Song of Solomon was next, then Tar Baby, Jazz, Beloved, Love, Home, A Mercy. I read them all. Some twice or three times. Morrison’s novels—the rich and feverish stories she created; the near-preposterous beauty of her worlds, with their resolute reckonings and intrinsic blackness—will be remembered as among the greatest of all time. And her essays, her nonfiction, demonstrate the same indisputable command of language, a bounty of quotable sentences and paragraphs and answers to how we can live better, with intellectual rigor and self-regard.
It wasn’t until a 1998 interview Morrison gave to my then-boss, Charlie Rose, that I truly began to understand how stuck I’d been in this thing called “the white gaze.” The day she was on the show, I brought my books of hers to sign, which she did, graciously: “For Rebecca, with pleasure, Toni Morrison.” I nearly wept over her regal presence, her broad shoulders, the textured glory of her long, silver locks, and her soft, striking eyes. She was like a living, breathing effigy of our ancestors, every last one of us, all inside of her.

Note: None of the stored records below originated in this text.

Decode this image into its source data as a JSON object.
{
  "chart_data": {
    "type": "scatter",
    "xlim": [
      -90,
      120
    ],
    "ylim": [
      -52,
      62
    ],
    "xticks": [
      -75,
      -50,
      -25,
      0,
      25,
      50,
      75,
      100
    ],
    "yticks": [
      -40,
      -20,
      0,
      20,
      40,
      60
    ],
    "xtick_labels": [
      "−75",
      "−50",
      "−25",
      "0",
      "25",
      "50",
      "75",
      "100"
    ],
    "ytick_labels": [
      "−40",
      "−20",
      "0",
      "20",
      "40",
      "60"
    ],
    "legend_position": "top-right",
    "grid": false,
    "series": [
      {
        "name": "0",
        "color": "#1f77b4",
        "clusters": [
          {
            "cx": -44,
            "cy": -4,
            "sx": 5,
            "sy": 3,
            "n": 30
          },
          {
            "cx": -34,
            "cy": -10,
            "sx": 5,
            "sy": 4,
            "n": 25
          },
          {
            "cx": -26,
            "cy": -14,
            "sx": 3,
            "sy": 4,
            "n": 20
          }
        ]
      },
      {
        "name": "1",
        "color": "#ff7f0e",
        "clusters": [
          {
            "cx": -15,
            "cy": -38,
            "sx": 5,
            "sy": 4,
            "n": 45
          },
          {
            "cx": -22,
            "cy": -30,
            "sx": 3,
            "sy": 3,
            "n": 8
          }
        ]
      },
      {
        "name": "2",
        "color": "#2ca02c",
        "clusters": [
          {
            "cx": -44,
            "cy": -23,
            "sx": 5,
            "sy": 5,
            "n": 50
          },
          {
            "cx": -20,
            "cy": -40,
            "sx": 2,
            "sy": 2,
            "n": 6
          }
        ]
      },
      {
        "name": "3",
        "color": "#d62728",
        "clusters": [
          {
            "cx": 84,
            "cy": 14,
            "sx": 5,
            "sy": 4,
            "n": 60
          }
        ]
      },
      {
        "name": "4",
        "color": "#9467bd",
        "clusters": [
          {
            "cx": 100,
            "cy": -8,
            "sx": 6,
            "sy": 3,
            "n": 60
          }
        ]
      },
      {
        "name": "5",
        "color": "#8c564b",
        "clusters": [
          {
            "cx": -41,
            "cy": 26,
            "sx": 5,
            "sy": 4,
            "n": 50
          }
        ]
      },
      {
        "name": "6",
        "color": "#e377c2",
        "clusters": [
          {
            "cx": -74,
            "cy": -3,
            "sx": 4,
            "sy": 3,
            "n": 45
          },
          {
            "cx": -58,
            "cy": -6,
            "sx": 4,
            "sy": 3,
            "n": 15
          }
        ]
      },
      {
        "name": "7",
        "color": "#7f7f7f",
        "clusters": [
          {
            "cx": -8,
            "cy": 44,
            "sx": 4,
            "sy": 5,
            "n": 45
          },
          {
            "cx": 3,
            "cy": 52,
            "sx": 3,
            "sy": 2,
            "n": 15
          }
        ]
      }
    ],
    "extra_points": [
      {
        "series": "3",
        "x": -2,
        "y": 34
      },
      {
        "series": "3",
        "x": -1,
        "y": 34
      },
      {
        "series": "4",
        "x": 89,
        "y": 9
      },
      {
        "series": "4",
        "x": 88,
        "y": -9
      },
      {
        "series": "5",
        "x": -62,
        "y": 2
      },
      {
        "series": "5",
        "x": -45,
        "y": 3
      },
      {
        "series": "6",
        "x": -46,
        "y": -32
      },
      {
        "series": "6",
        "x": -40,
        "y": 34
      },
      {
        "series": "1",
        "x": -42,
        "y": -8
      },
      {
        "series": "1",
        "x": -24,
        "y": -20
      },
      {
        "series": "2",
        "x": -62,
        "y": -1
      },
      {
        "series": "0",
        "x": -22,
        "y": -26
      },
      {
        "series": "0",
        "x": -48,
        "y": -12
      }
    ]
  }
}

I watched and listened to the interview through the glass in the control room. I cringed when Rose asked if Morrison would ever write a book that was not “centered” on race. His narcissism was so foundational that he couldn’t see how his line of questioning embodied the point of her answer to this oft-revisited question of when she would write about white people: “I have had reviews in the past that have accused me of not writing about white people … as though our lives have no meaning and no depth without the white gaze.” Suddenly, I wanted more than anything else to get free. Free of the white gaze. I didn’t want to go crazy like Pecola had. I wanted my life to have meaning without the white gaze. Turns out, though, the white gaze doesn’t let go just because you want it to.
But when I think about Morrison shaping words, birthing them into existence, I feel heartened. She did language. And then she gave it to us, to me. “We die. That may be the meaning of life,” she said in her 1993 lecture for the Nobel Prize in Literature. “But we do language. That may be the measure of our lives.” What an abundant gift.
I’m sad, devastated actually, to think that Morrison will never read my memoir, but I will continue to write it for her, and for Pecola. And in so doing, I may finally break free from the white gaze that I’ve worked so hard to survive.